The team expects to find novel material characteristics, communicate discoveries, and publish work faster by making better use of experiment hours.
Other organizations that make use of cuPyNumeric include:
Researchers at Australia National University scaled the Levenberg-Marquardt optimization method to operate on multi-GPU systems at the nation’s National Computational Infrastructure using cuPyNumeric. Although there are several uses for the method, the researchers’ first focus is on large-scale weather and climate models.
Researchers at Los Alamos National Laboratory are using cuPyNumeric to speed up machine learning, computational science, and data science methods.
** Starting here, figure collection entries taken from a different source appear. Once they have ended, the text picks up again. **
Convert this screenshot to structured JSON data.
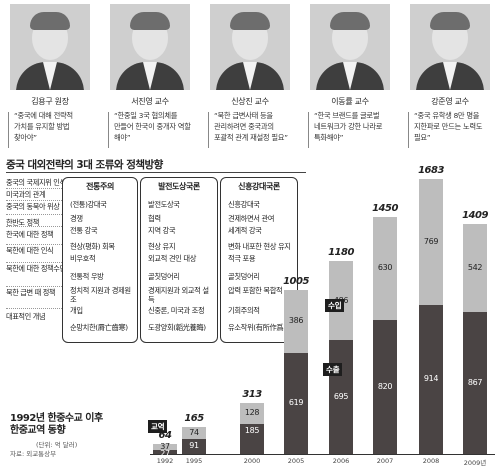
{
  "people": [
    {
      "name": "김용구 원장",
      "quote": "“중국에 대해 전략적 가치를 유지할 방법 찾아야”"
    },
    {
      "name": "서진영 교수",
      "quote": "“한중일 3국 협의체를 만들어 한국이 중개자 역할 해야”"
    },
    {
      "name": "신상진 교수",
      "quote": "“북한 급변사태 등을 관리하려면 중국과의 포괄적 관계 재설정 필요”"
    },
    {
      "name": "이동률 교수",
      "quote": "“한국 브랜드를 글로벌 네트워크가 강한 나라로 특화해야”"
    },
    {
      "name": "강준영 교수",
      "quote": "“중국 유학생 8만 명을 지한파로 만드는 노력도 필요”"
    }
  ],
  "strategy": {
    "title": "중국 대외전략의 3대 조류와 정책방향",
    "rows": [
      {
        "label": "중국의 국제지위 인식"
      },
      {
        "label": "미국과의 관계"
      },
      {
        "label": "중국의 동북아 위상"
      },
      {
        "label": "한반도 정책"
      },
      {
        "label": "한국에 대한 정책"
      },
      {
        "label": "북한에 대한 인식"
      },
      {
        "label": "북한에 대한 정책수단"
      },
      {
        "label": "북한 급변 때 정책"
      },
      {
        "label": "대표적인 개념"
      }
    ],
    "columns": [
      {
        "header": "전통주의",
        "cells": [
          "(전통)강대국",
          "경쟁",
          "전통 강국",
          "현상(평화) 회복",
          "비우호적",
          "전통적 우방",
          "정치적 지원과 경제원조",
          "개입",
          "순망치한(脣亡齒寒)"
        ]
      },
      {
        "header": "발전도상국론",
        "cells": [
          "발전도상국",
          "협력",
          "지역 강국",
          "현상 유지",
          "외교적 견인 대상",
          "골칫덩어리",
          "경제지원과 외교적 설득",
          "신중론, 미국과 조정",
          "도광양회(韜光養晦)"
        ]
      },
      {
        "header": "신흥강대국론",
        "cells": [
          "신흥강대국",
          "견제하면서 관여",
          "세계적 강국",
          "변화 내포한 현상 유지",
          "적극 포용",
          "골칫덩어리",
          "압력 포함한 복합적",
          "기회주의적",
          "유소작위(有所作爲)"
        ]
      }
    ]
  },
  "trade": {
    "title_line1": "1992년 한중수교 이후",
    "title_line2": "한중교역 동향",
    "unit": "(단위: 억 달러)",
    "source": "자료: 외교통상부",
    "legend_total": "교역",
    "legend_export": "수출",
    "legend_import": "수입",
    "colors": {
      "export": "#4a4444",
      "import": "#bdbdbd"
    }
  },
  "chart_data": {
    "type": "bar",
    "title": "1992년 한중수교 이후 한중교역 동향",
    "ylabel": "(단위: 억 달러)",
    "categories": [
      "1992",
      "1995",
      "2000",
      "2005",
      "2006",
      "2007",
      "2008",
      "2009년"
    ],
    "totals": [
      "64",
      "165",
      "313",
      "1005",
      "1180",
      "1450",
      "1683",
      "1409"
    ],
    "series": [
      {
        "name": "수출",
        "values": [
          27,
          91,
          185,
          619,
          695,
          820,
          914,
          867
        ]
      },
      {
        "name": "수입",
        "values": [
          37,
          74,
          128,
          386,
          486,
          630,
          769,
          542
        ]
      }
    ]
  }
}
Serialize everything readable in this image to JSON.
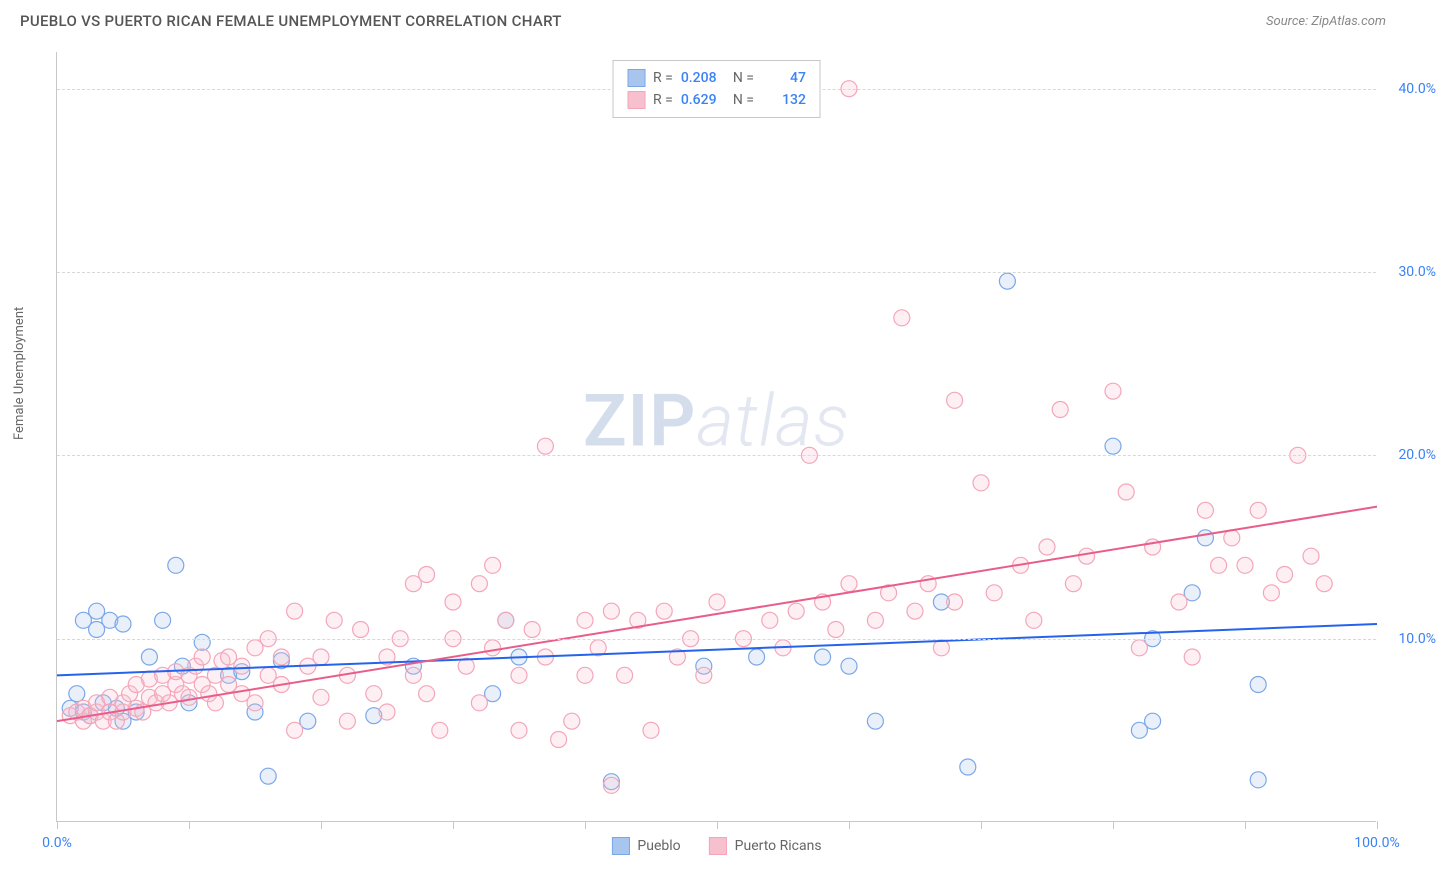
{
  "title": "PUEBLO VS PUERTO RICAN FEMALE UNEMPLOYMENT CORRELATION CHART",
  "source_text": "Source: ZipAtlas.com",
  "y_axis_label": "Female Unemployment",
  "watermark_bold": "ZIP",
  "watermark_light": "atlas",
  "chart": {
    "type": "scatter-correlation",
    "xlim": [
      0,
      100
    ],
    "ylim": [
      0,
      42
    ],
    "x_ticks": [
      0,
      10,
      20,
      30,
      40,
      50,
      60,
      70,
      80,
      90,
      100
    ],
    "x_tick_labels": {
      "0": "0.0%",
      "100": "100.0%"
    },
    "y_grid": [
      10,
      20,
      30,
      40
    ],
    "y_tick_labels": {
      "10": "10.0%",
      "20": "20.0%",
      "30": "30.0%",
      "40": "40.0%"
    },
    "background_color": "#ffffff",
    "grid_color": "#d8d8d8",
    "axis_color": "#c8c8c8",
    "tick_label_color": "#3b82f6",
    "marker_radius": 8,
    "marker_stroke_width": 1.2,
    "marker_fill_opacity": 0.25,
    "line_width": 2,
    "series": [
      {
        "name": "Pueblo",
        "color": "#7ba7e8",
        "fill_color": "#a8c5ed",
        "line_color": "#2563eb",
        "R": "0.208",
        "N": "47",
        "regression": {
          "x1": 0,
          "y1": 8.0,
          "x2": 100,
          "y2": 10.8
        },
        "points": [
          [
            1,
            6.2
          ],
          [
            1.5,
            7
          ],
          [
            2,
            6
          ],
          [
            2,
            11
          ],
          [
            2.5,
            5.8
          ],
          [
            3,
            10.5
          ],
          [
            3,
            11.5
          ],
          [
            3.5,
            6.5
          ],
          [
            4,
            11
          ],
          [
            4.5,
            6.2
          ],
          [
            5,
            10.8
          ],
          [
            5,
            5.5
          ],
          [
            6,
            6
          ],
          [
            7,
            9
          ],
          [
            8,
            11
          ],
          [
            9,
            14
          ],
          [
            9.5,
            8.5
          ],
          [
            10,
            6.5
          ],
          [
            11,
            9.8
          ],
          [
            13,
            8
          ],
          [
            14,
            8.2
          ],
          [
            15,
            6
          ],
          [
            16,
            2.5
          ],
          [
            17,
            8.8
          ],
          [
            19,
            5.5
          ],
          [
            24,
            5.8
          ],
          [
            27,
            8.5
          ],
          [
            33,
            7
          ],
          [
            34,
            11
          ],
          [
            35,
            9
          ],
          [
            42,
            2.2
          ],
          [
            49,
            8.5
          ],
          [
            53,
            9
          ],
          [
            58,
            9
          ],
          [
            60,
            8.5
          ],
          [
            62,
            5.5
          ],
          [
            67,
            12
          ],
          [
            69,
            3
          ],
          [
            72,
            29.5
          ],
          [
            80,
            20.5
          ],
          [
            82,
            5
          ],
          [
            83,
            10
          ],
          [
            83,
            5.5
          ],
          [
            86,
            12.5
          ],
          [
            87,
            15.5
          ],
          [
            91,
            2.3
          ],
          [
            91,
            7.5
          ]
        ]
      },
      {
        "name": "Puerto Ricans",
        "color": "#f4a6b8",
        "fill_color": "#f7c0ce",
        "line_color": "#e85d8a",
        "R": "0.629",
        "N": "132",
        "regression": {
          "x1": 0,
          "y1": 5.5,
          "x2": 100,
          "y2": 17.2
        },
        "points": [
          [
            1,
            5.8
          ],
          [
            1.5,
            6
          ],
          [
            2,
            5.5
          ],
          [
            2,
            6.2
          ],
          [
            2.5,
            5.8
          ],
          [
            3,
            6
          ],
          [
            3,
            6.5
          ],
          [
            3.5,
            5.5
          ],
          [
            4,
            6.8
          ],
          [
            4,
            6
          ],
          [
            4.5,
            5.5
          ],
          [
            5,
            6
          ],
          [
            5,
            6.5
          ],
          [
            5.5,
            7
          ],
          [
            6,
            6.2
          ],
          [
            6,
            7.5
          ],
          [
            6.5,
            6
          ],
          [
            7,
            6.8
          ],
          [
            7,
            7.8
          ],
          [
            7.5,
            6.5
          ],
          [
            8,
            7
          ],
          [
            8,
            8
          ],
          [
            8.5,
            6.5
          ],
          [
            9,
            7.5
          ],
          [
            9,
            8.2
          ],
          [
            9.5,
            7
          ],
          [
            10,
            8
          ],
          [
            10,
            6.8
          ],
          [
            10.5,
            8.5
          ],
          [
            11,
            7.5
          ],
          [
            11,
            9
          ],
          [
            11.5,
            7
          ],
          [
            12,
            8
          ],
          [
            12,
            6.5
          ],
          [
            12.5,
            8.8
          ],
          [
            13,
            7.5
          ],
          [
            13,
            9
          ],
          [
            14,
            8.5
          ],
          [
            14,
            7
          ],
          [
            15,
            9.5
          ],
          [
            15,
            6.5
          ],
          [
            16,
            8
          ],
          [
            16,
            10
          ],
          [
            17,
            7.5
          ],
          [
            17,
            9
          ],
          [
            18,
            11.5
          ],
          [
            18,
            5
          ],
          [
            19,
            8.5
          ],
          [
            20,
            9
          ],
          [
            20,
            6.8
          ],
          [
            21,
            11
          ],
          [
            22,
            8
          ],
          [
            22,
            5.5
          ],
          [
            23,
            10.5
          ],
          [
            24,
            7
          ],
          [
            25,
            9
          ],
          [
            25,
            6
          ],
          [
            26,
            10
          ],
          [
            27,
            13
          ],
          [
            27,
            8
          ],
          [
            28,
            13.5
          ],
          [
            28,
            7
          ],
          [
            29,
            5
          ],
          [
            30,
            10
          ],
          [
            30,
            12
          ],
          [
            31,
            8.5
          ],
          [
            32,
            13
          ],
          [
            32,
            6.5
          ],
          [
            33,
            9.5
          ],
          [
            33,
            14
          ],
          [
            34,
            11
          ],
          [
            35,
            8
          ],
          [
            35,
            5
          ],
          [
            36,
            10.5
          ],
          [
            37,
            9
          ],
          [
            37,
            20.5
          ],
          [
            38,
            4.5
          ],
          [
            39,
            5.5
          ],
          [
            40,
            11
          ],
          [
            40,
            8
          ],
          [
            41,
            9.5
          ],
          [
            42,
            11.5
          ],
          [
            42,
            2
          ],
          [
            43,
            8
          ],
          [
            44,
            11
          ],
          [
            45,
            5
          ],
          [
            46,
            11.5
          ],
          [
            47,
            9
          ],
          [
            48,
            10
          ],
          [
            49,
            8
          ],
          [
            50,
            12
          ],
          [
            52,
            10
          ],
          [
            54,
            11
          ],
          [
            55,
            9.5
          ],
          [
            56,
            11.5
          ],
          [
            57,
            20
          ],
          [
            58,
            12
          ],
          [
            59,
            10.5
          ],
          [
            60,
            13
          ],
          [
            60,
            40
          ],
          [
            62,
            11
          ],
          [
            63,
            12.5
          ],
          [
            64,
            27.5
          ],
          [
            65,
            11.5
          ],
          [
            66,
            13
          ],
          [
            67,
            9.5
          ],
          [
            68,
            23
          ],
          [
            68,
            12
          ],
          [
            70,
            18.5
          ],
          [
            71,
            12.5
          ],
          [
            73,
            14
          ],
          [
            74,
            11
          ],
          [
            75,
            15
          ],
          [
            76,
            22.5
          ],
          [
            77,
            13
          ],
          [
            78,
            14.5
          ],
          [
            80,
            23.5
          ],
          [
            81,
            18
          ],
          [
            82,
            9.5
          ],
          [
            83,
            15
          ],
          [
            85,
            12
          ],
          [
            86,
            9
          ],
          [
            87,
            17
          ],
          [
            88,
            14
          ],
          [
            89,
            15.5
          ],
          [
            90,
            14
          ],
          [
            91,
            17
          ],
          [
            92,
            12.5
          ],
          [
            93,
            13.5
          ],
          [
            94,
            20
          ],
          [
            95,
            14.5
          ],
          [
            96,
            13
          ]
        ]
      }
    ]
  },
  "legend_bottom": [
    {
      "label": "Pueblo",
      "swatch_fill": "#a8c5ed",
      "swatch_border": "#7ba7e8"
    },
    {
      "label": "Puerto Ricans",
      "swatch_fill": "#f7c0ce",
      "swatch_border": "#f4a6b8"
    }
  ]
}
With the help of cuPyNumeric, they will be able to utilize the newly released Venado supercomputer, which has more than 2,500 NVIDIA GH200 Grace Hopper Superchips, more efficiently.
Researchers at the Center for Turbulence Research at Stanford University are utilizing cuPyNumeric to create Python-based computational fluid dynamics solvers that can operate at scale on massive accelerated computer clusters. Complex applications like online training and reinforcement learning are made possible by these solvers’ ability to smoothly combine enormous sets of fluid simulations with well-known machine learning libraries like PyTorch.
A research team at UMass Boston is speeding up linear algebra computations to examine movies of microscopy and calculate the energy released by active materials. The group broke down a matrix with 4,000 columns and 16 million rows using cuPyNumeric.
About 250 million Indians utilize the National Payments Corporation of India’s real-time digital payment system every day, and it is growing internationally. NPCI tracks the transaction pathways between payers and payees using intricate matrix computations. Using existing techniques, processing data for a one-week transaction window on CPU systems takes around five hours.
According to an experiment, using cuPyNumeric to speed up calculations on multi-node NVIDIA DGX systems potentially 50x matrix multiplication. This would allow NPCI to evaluate bigger transaction windows in less than an hour and identify suspected money laundering almost instantly.